Blog Post

Current LLM inference infrastructure is extremely computationally expensive. For a moderate size model, such as LLama 13B, even with the best hardware such as a Nvidia A100, the model can only serve up less than 1 requests per second. This type of speed means some sort of accelerator is necessary in order to speed up request times.

Currently in an A100, 65% of the hardware memory is used for the weights, which are static. Another close to 30% of memory is used to store the dynamic states of the requests for the model.

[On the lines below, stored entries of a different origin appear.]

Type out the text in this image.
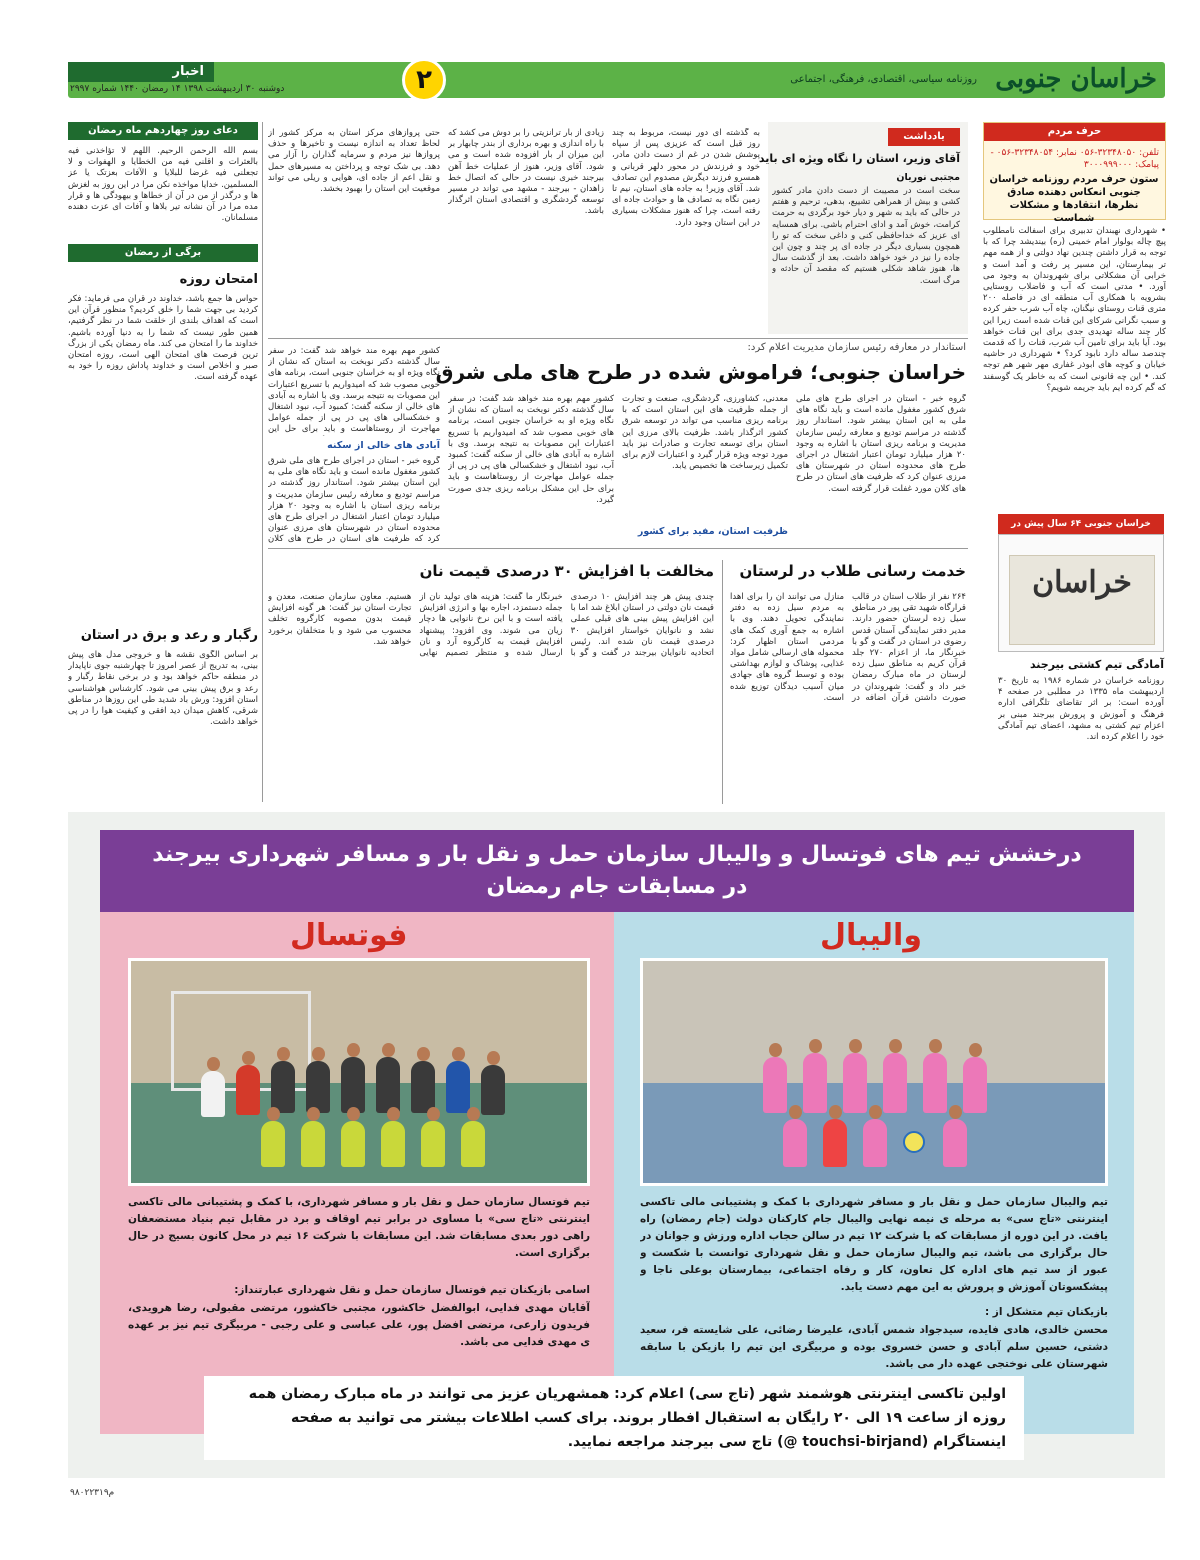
خراسان جنوبی
روزنامه سیاسی، اقتصادی، فرهنگی، اجتماعی
۲
اخبار
دوشنبه ۳۰ اردیبهشت ۱۳۹۸ ۱۴ رمضان ۱۴۴۰ شماره ۲۹۹۷
حرف مردم
تلفن: ۳۲۳۴۸۰۵۰-۰۵۶ نمابر: ۳۲۳۴۸۰۵۴-۰۵۶ - پیامک: ۳۰۰۰۹۹۹۰۰۰
ستون حرف مردم روزنامه خراسان جنوبی انعکاس دهنده صادق نظرها، انتقادها و مشکلات شماست
• شهرداری نهبندان تدبیری برای آسفالت نامطلوب پیچ چاله بولوار امام خمینی (ره) بیندیشد چرا که با توجه به قرار داشتن چندین نهاد دولتی و از همه مهم تر بیمارستان، این مسیر پر رفت و آمد است و خرابی آن مشکلاتی برای شهروندان به وجود می آورد. • مدتی است که آب و فاضلاب روستایی بشرویه با همکاری آب منطقه ای در فاصله ۲۰۰ متری قنات روستای نیگنان، چاه آب شرب حفر کرده و سبب نگرانی شرکای این قنات شده است زیرا این کار چند ساله تهدیدی جدی برای این قنات خواهد بود. آیا باید برای تامین آب شرب، قنات را که قدمت چندصد ساله دارد نابود کرد؟ • شهرداری در حاشیه خیابان و کوچه های ابوذر غفاری مهر شهر هم توجه کند. • این چه قانونی است که به خاطر یک گوسفند که گم کرده ایم باید جریمه شویم؟
خراسان جنوبی ۶۴ سال پیش در
خراسان
آمادگی تیم کشتی بیرجند
روزنامه خراسان در شماره ۱۹۸۶ به تاریخ ۳۰ اردیبهشت ماه ۱۳۳۵ در مطلبی در صفحه ۴ آورده است: بر اثر تقاضای تلگرافی اداره فرهنگ و آموزش و پرورش بیرجند مبنی بر اعزام تیم کشتی به مشهد، اعضای تیم آمادگی خود را اعلام کرده اند.
یادداشت
آقای وزیر، استان را نگاه ویژه ای باید
مجتبی نوریان
سخت است در مصیبت از دست دادن مادر کشور کشی و بیش از همراهی تشییع، بدهی، ترحیم و هفتم در حالی که باید به شهر و دیار خود برگردی به حرمت کرامت، خوش آمد و ادای احترام باشی. برای همسایه ای عزیز که خداحافظی کنی و داغی سخت که تو را همچون بسیاری دیگر در جاده ای پر چند و چون این جاده را نیز در خود خواهد داشت. بعد از گذشت سال ها، هنوز شاهد شکلی هستیم که مقصد آن حادثه و مرگ است.
به گذشته ای دور نیست، مربوط به چند روز قبل است که عزیزی پس از سپاه پوشش شدن در غم از دست دادن مادر، خود و فرزندش در محور دلهر قربانی و همسرو فرزند دیگرش مصدوم این تصادف شد. آقای وزیر! به جاده های استان، نیم تا زمین نگاه به تصادف ها و حوادث جاده ای رفته است، چرا که هنوز مشکلات بسیاری در این استان وجود دارد.
زیادی از بار ترانزیتی را بر دوش می کشد که با راه اندازی و بهره برداری از بندر چابهار بر این میزان ار بار افزوده شده است و می شود. آقای وزیر، هنوز از عملیات خط آهن بیرجند خبری نیست در حالی که اتصال خط زاهدان - بیرجند - مشهد می تواند در مسیر توسعه گردشگری و اقتصادی استان اثرگذار باشد.
حتی پروازهای مرکز استان به مرکز کشور از لحاظ تعداد به اندازه نیست و تاخیرها و حذف پروازها نیز مردم و سرمایه گذاران را آزار می دهد. بی شک توجه و پرداختن به مسیرهای حمل و نقل اعم از جاده ای، هوایی و ریلی می تواند موقعیت این استان را بهبود بخشد.
استاندار در معارفه رئیس سازمان مدیریت اعلام کرد:
خراسان جنوبی؛ فراموش شده در طرح های ملی شرق
گروه خبر - استان در اجرای طرح های ملی شرق کشور مغفول مانده است و باید نگاه های ملی به این استان بیشتر شود. استاندار روز گذشته در مراسم تودیع و معارفه رئیس سازمان مدیریت و برنامه ریزی استان با اشاره به وجود ۲۰ هزار میلیارد تومان اعتبار اشتغال در اجرای طرح های محدوده استان در شهرستان های مرزی عنوان کرد که ظرفیت های استان در طرح های کلان مورد غفلت قرار گرفته است.
معدنی، کشاورزی، گردشگری، صنعت و تجارت از جمله ظرفیت های این استان است که با برنامه ریزی مناسب می تواند در توسعه شرق کشور اثرگذار باشد. ظرفیت بالای مرزی این استان برای توسعه تجارت و صادرات نیز باید مورد توجه ویژه قرار گیرد و اعتبارات لازم برای تکمیل زیرساخت ها تخصیص یابد.
ظرفیت استان، مفید برای کشور
کشور مهم بهره مند خواهد شد گفت: در سفر سال گذشته دکتر نوبخت به استان که نشان از نگاه ویژه او به خراسان جنوبی است، برنامه های خوبی مصوب شد که امیدواریم با تسریع اعتبارات این مصوبات به نتیجه برسد. وی با اشاره به آبادی های خالی از سکنه گفت: کمبود آب، نبود اشتغال و خشکسالی های پی در پی از جمله عوامل مهاجرت از روستاهاست و باید برای حل این مشکل برنامه ریزی جدی صورت گیرد.
آبادی های خالی از سکنه
کشور مهم بهره مند خواهد شد گفت: در سفر سال گذشته دکتر نوبخت به استان که نشان از نگاه ویژه او به خراسان جنوبی است، برنامه های خوبی مصوب شد که امیدواریم با تسریع اعتبارات این مصوبات به نتیجه برسد. وی با اشاره به آبادی های خالی از سکنه گفت: کمبود آب، نبود اشتغال و خشکسالی های پی در پی از جمله عوامل مهاجرت از روستاهاست و باید برای حل این
گروه خبر - استان در اجرای طرح های ملی شرق کشور مغفول مانده است و باید نگاه های ملی به این استان بیشتر شود. استاندار روز گذشته در مراسم تودیع و معارفه رئیس سازمان مدیریت و برنامه ریزی استان با اشاره به وجود ۲۰ هزار میلیارد تومان اعتبار اشتغال در اجرای طرح های محدوده استان در شهرستان های مرزی عنوان کرد که ظرفیت های استان در طرح های کلان
خدمت رسانی طلاب در لرستان
۲۶۴ نفر از طلاب استان در قالب قرارگاه شهید تقی پور در مناطق سیل زده لرستان حضور دارند. مدیر دفتر نمایندگی آستان قدس رضوی در استان در گفت و گو با خبرنگار ما، از اعزام ۲۷۰ جلد قرآن کریم به مناطق سیل زده لرستان در ماه مبارک رمضان خبر داد و گفت: شهروندان در صورت داشتن قرآن اضافه در منازل می توانند آن را برای اهدا به مردم سیل زده به دفتر نمایندگی تحویل دهند. وی با اشاره به جمع آوری کمک های مردمی استان اظهار کرد: محموله های ارسالی شامل مواد غذایی، پوشاک و لوازم بهداشتی بوده و توسط گروه های جهادی میان آسیب دیدگان توزیع شده است.
مخالفت با افزایش ۳۰ درصدی قیمت نان
چندی پیش هر چند افزایش ۱۰ درصدی قیمت نان دولتی در استان ابلاغ شد اما با این افزایش پیش بینی های قبلی عملی نشد و نانوایان خواستار افزایش ۳۰ درصدی قیمت نان شده اند. رئیس اتحادیه نانوایان بیرجند در گفت و گو با خبرنگار ما گفت: هزینه های تولید نان از جمله دستمزد، اجاره بها و انرژی افزایش یافته است و با این نرخ نانوایی ها دچار زیان می شوند. وی افزود: پیشنهاد افزایش قیمت به کارگروه آرد و نان ارسال شده و منتظر تصمیم نهایی هستیم. معاون سازمان صنعت، معدن و تجارت استان نیز گفت: هر گونه افزایش قیمت بدون مصوبه کارگروه تخلف محسوب می شود و با متخلفان برخورد خواهد شد.
دعای روز چهاردهم ماه رمضان
بسم الله الرحمن الرحیم. اللهم لا تؤاخذنی فیه بالعثرات و اقلنی فیه من الخطایا و الهفوات و لا تجعلنی فیه غرضا للبلایا و الآفات بعزتک یا عز المسلمین. خدایا مواخذه نکن مرا در این روز به لغزش ها و درگذر از من در آن از خطاها و بیهودگی ها و قرار مده مرا در آن نشانه تیر بلاها و آفات ای عزت دهنده مسلمانان.
برگی از رمضان
امتحان روزه
حواس ها جمع باشد، خداوند در قرآن می فرماید: فکر کردید بی جهت شما را خلق کردیم؟ منظور قرآن این است که اهداف بلندی از خلقت شما در نظر گرفتیم، همین طور نیست که شما را به دنیا آورده باشیم. خداوند ما را امتحان می کند. ماه رمضان یکی از بزرگ ترین فرصت های امتحان الهی است، روزه امتحان صبر و اخلاص است و خداوند پاداش روزه را خود به عهده گرفته است.
رگبار و رعد و برق در استان
بر اساس الگوی نقشه ها و خروجی مدل های پیش بینی، به تدریج از عصر امروز تا چهارشنبه جوی ناپایدار در منطقه حاکم خواهد بود و در برخی نقاط رگبار و رعد و برق پیش بینی می شود. کارشناس هواشناسی استان افزود: ورش باد شدید طی این روزها در مناطق شرقی، کاهش میدان دید افقی و کیفیت هوا را در پی خواهد داشت.
درخشش تیم های فوتسال و والیبال سازمان حمل و نقل بار و مسافر شهرداری بیرجند
در مسابقات جام رمضان
فوتسال	والیبال
تیم فوتسال سازمان حمل و نقل بار و مسافر شهرداری، با کمک و پشتیبانی مالی تاکسی اینترنتی «تاج سی» با مساوی در برابر تیم اوقاف و برد در مقابل تیم بنیاد مستضعفان راهی دور بعدی مسابقات شد. این مسابقات با شرکت ۱۶ تیم در محل کانون بسیج در حال برگزاری است.
اسامی بازیکنان تیم فوتسال سازمان حمل و نقل شهرداری عبارتنداز:
آقایان مهدی فدایی، ابوالفضل خاکشور، مجتبی خاکشور، مرتضی مقبولی، رضا هرویدی، فریدون زارعی، مرتضی افضل پور، علی عباسی و علی رجبی - مربیگری تیم نیز بر عهده ی مهدی فدایی می باشد.
تیم والیبال سازمان حمل و نقل بار و مسافر شهرداری با کمک و پشتیبانی مالی تاکسی اینترنتی «تاج سی» به مرحله ی نیمه نهایی والیبال جام کارکنان دولت (جام رمضان) راه یافت. در این دوره از مسابقات که با شرکت ۱۲ تیم در سالن حجاب اداره ورزش و جوانان در حال برگزاری می باشد، تیم والیبال سازمان حمل و نقل شهرداری توانست با شکست و عبور از سد تیم های اداره کل تعاون، کار و رفاه اجتماعی، بیمارستان بوعلی ناجا و پیشکسوتان آموزش و پرورش به این مهم دست یابد.
بازیکنان تیم متشکل از :
محسن خالدی، هادی فایده، سیدجواد شمس آبادی، علیرضا رضائی، علی شایسته فر، سعید دشتی، حسین سلم آبادی و حسن خسروی بوده و مربیگری این تیم را بازیکن با سابقه شهرستان علی نوختجی عهده دار می باشد.
اولین تاکسی اینترنتی هوشمند شهر (تاج سی) اعلام کرد: همشهریان عزیز می توانند در ماه مبارک رمضان همه روزه از ساعت ۱۹ الی ۲۰ رایگان به استقبال افطار بروند. برای کسب اطلاعات بیشتر می توانید به صفحه اینستاگرام (touchsi-birjand @) تاج سی بیرجند مراجعه نمایید.
۹۸۰۲۲۳۱۹م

The task of this accelerator known as “vLLM” is to better use the memory for dynamic states, so that memory is not wasted on requests. This is because when a prompt is given to an LLM, we do not know how long the token sequence will be generated (it is usually capped at 2048 tokens). This reserved memory not used is called “internal fragmentation” and is simply wasted memory.

Additionally, when memory is constantly fragmented and spread out we call this external fragmentation because it is still wasting memory.

The key idea behind vLLM’s memory manager is analogous to the virtual memory in operating systems

OS partitions memory into fixed-sized pages and maps user programs’ logical pages to physical pages.

vLLM uses the ideas behind virtual memory to manage the KV cache in an LLM service. Enabled by Page Attention, we organize the KV cache as fixed-size KV blocks, like pages in virtual memory.

Paged Attention blocks allow storing continuous keys and values in non-contiguous memory space which operates on KV cache space. This is done using a block table to map contiguous memory blocks to each other.

Another way vLLM saves memory is by sharing KV blocks if they are the same (with respect to block length which is 4 in the image). This way the reference count can be greatly reduced helping improve memory efficiency.

An example of this is shown in parallel sampling, where users can choose a favorite output from various candidates from a single prompt

vLLM implements a copy-on-write mechanism at the block granularity for the physical blocks that needs modification by multiple sequences, similar to the copy-on-write technique in OS virtual memory. This is done in the reference count as shown in the right top figure.

For the overall results, The study uses two types of sampling (parallel sampling and beach search)

In parallel sampling, all parallel sequences in a request can share the KV cache for the prompt. As shown in the first row of Fig. 14, with a larger number of sequences to sample, vLLM brings more improvement over the Orca baselines

The other sampling is beam search. Since beam search allows for more sharing, vLLM demonstrates even greater performance benefits. The improvement of vLLM over Orca (Oracle) on OPT-13B and the Alpaca dataset goes from 1.3× in basic sampling to 2.3× in beam search with a width of 6.